Tafl from Legend Board Games

Tafl from Legend Board Games
Tafl from Legend Board Games
© Legend Board Games 2016

Saturday, 1st October 2016

This week my collection of hnefatafl sets was increased by a new acquisition: a Tafl set from Legend Board Games. Only recently set up, Legend manufactures a very nice looking hnefatafl set in collaboration with Thomas Jacquin of Canada. Legend's set is marketed through a Facebook page, with publicity in both English and Romanian.

The game itself is one of the more polished products available to hnefatafl fans. It is laser-cut and laser etched, and though monochrome, the laser-etching process allows it to be highly decorative. The board, pieces and the box they come in are all made from the same plywood material.

The box is decorated with Viking motifs and features some well-engineered latches and hinges. One has to take care when storing the game, as the latches and hinges both protrude above the box lid, so this game needs to be stored at the top of any pile. Within the box is a tray containing the board and pieces.

The board is the popular 11x11 pattern, with the starting positions of the pieces marked with the same laser etching as the rest of the game.  The central castle and corner refuges are strongly indicated, the defenders' diamond formation shown. Longship drawings mark the T-shaped starting positions of the attackers.

The pieces are flat, circular plywood and are very attractive.  The king and defenders have a four different dark shield patterns: one for the king, and three different shields for the defenders. The attackers have lighter patterns, six each of four different weapons. Despite the monochromatic decoration, attacking and defending pieces are easy to tell apart at a glance.

The rules come on a colour leaflet enclosed with the game, but there is also extra strategic and historical information etched into the board and the box itself.
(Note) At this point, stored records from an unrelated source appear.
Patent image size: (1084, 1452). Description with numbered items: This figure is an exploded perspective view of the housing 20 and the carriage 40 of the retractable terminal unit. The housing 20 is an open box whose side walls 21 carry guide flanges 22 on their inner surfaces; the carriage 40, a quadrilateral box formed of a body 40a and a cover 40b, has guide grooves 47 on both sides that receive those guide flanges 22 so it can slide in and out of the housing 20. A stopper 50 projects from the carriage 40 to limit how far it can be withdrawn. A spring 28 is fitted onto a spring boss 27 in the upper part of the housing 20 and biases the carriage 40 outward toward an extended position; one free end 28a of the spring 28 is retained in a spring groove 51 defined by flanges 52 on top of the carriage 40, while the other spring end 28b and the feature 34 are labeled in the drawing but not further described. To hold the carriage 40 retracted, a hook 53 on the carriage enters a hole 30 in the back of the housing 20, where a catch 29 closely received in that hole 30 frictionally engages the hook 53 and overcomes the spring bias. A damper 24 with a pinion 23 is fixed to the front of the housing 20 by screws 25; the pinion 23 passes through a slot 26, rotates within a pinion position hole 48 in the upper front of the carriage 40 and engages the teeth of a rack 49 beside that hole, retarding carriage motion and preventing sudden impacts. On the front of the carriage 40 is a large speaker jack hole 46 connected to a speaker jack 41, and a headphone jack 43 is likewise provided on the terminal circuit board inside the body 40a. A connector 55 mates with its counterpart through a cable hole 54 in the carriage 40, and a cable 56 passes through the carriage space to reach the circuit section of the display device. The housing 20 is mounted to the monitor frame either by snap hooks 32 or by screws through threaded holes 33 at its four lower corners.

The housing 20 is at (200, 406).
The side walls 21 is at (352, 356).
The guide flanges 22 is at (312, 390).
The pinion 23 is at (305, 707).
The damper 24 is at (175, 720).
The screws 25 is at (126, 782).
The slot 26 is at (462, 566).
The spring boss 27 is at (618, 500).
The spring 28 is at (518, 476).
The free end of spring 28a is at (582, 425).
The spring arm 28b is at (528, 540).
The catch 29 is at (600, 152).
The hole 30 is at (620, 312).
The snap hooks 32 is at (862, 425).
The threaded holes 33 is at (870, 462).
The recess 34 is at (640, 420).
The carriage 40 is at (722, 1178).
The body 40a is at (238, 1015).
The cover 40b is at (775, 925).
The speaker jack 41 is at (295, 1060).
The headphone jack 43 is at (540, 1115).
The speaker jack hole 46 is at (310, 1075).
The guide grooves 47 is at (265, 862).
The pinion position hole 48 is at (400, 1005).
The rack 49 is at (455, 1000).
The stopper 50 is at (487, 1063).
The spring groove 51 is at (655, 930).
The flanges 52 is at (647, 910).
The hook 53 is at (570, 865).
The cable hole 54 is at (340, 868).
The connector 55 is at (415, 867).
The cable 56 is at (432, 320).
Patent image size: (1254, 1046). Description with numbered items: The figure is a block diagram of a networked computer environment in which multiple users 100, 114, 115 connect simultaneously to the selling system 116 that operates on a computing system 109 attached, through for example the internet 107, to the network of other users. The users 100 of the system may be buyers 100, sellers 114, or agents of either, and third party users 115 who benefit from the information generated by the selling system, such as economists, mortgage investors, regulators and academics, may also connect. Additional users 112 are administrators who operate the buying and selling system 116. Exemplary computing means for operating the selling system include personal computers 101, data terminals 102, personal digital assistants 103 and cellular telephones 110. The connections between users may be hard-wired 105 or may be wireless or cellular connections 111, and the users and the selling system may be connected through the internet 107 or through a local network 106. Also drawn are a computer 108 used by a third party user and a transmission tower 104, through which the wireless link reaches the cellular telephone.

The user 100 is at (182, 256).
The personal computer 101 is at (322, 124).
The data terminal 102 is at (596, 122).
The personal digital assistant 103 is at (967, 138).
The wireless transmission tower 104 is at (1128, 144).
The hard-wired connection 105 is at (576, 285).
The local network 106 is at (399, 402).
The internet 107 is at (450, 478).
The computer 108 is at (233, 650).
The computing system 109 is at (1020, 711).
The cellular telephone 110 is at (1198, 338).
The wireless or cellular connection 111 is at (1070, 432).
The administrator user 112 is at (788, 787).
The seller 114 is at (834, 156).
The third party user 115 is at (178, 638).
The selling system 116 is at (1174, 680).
In this game a king, who is captured mostly like other pieces, must reach a corner to win. This meld of modern hnefatafl corner-exit games with historic rules with a king captured on two sides will probably feel balanced to beginners. But as players gain more experienced I think they will become imbalanced in favour of the attackers (see this article for the reasons why). This doesn't matter: you can find a number of good balanced rule sets to play on this board.

My only complaint with this new arrival was the packaging. The game was very well padded, but the tiny polystyrene balls used get everywhere: they stick to the box, the game, your clothes and your hands, making a vaccuum cleaner a necessary tool when opening the package. Radu says he'll be looking further at the issue of packaging.

I'm very glad that I added this game to my collection. It's nice to see more and more people making and selling hnefatafl sets and I with Legend Board Games the best of luck in this venture.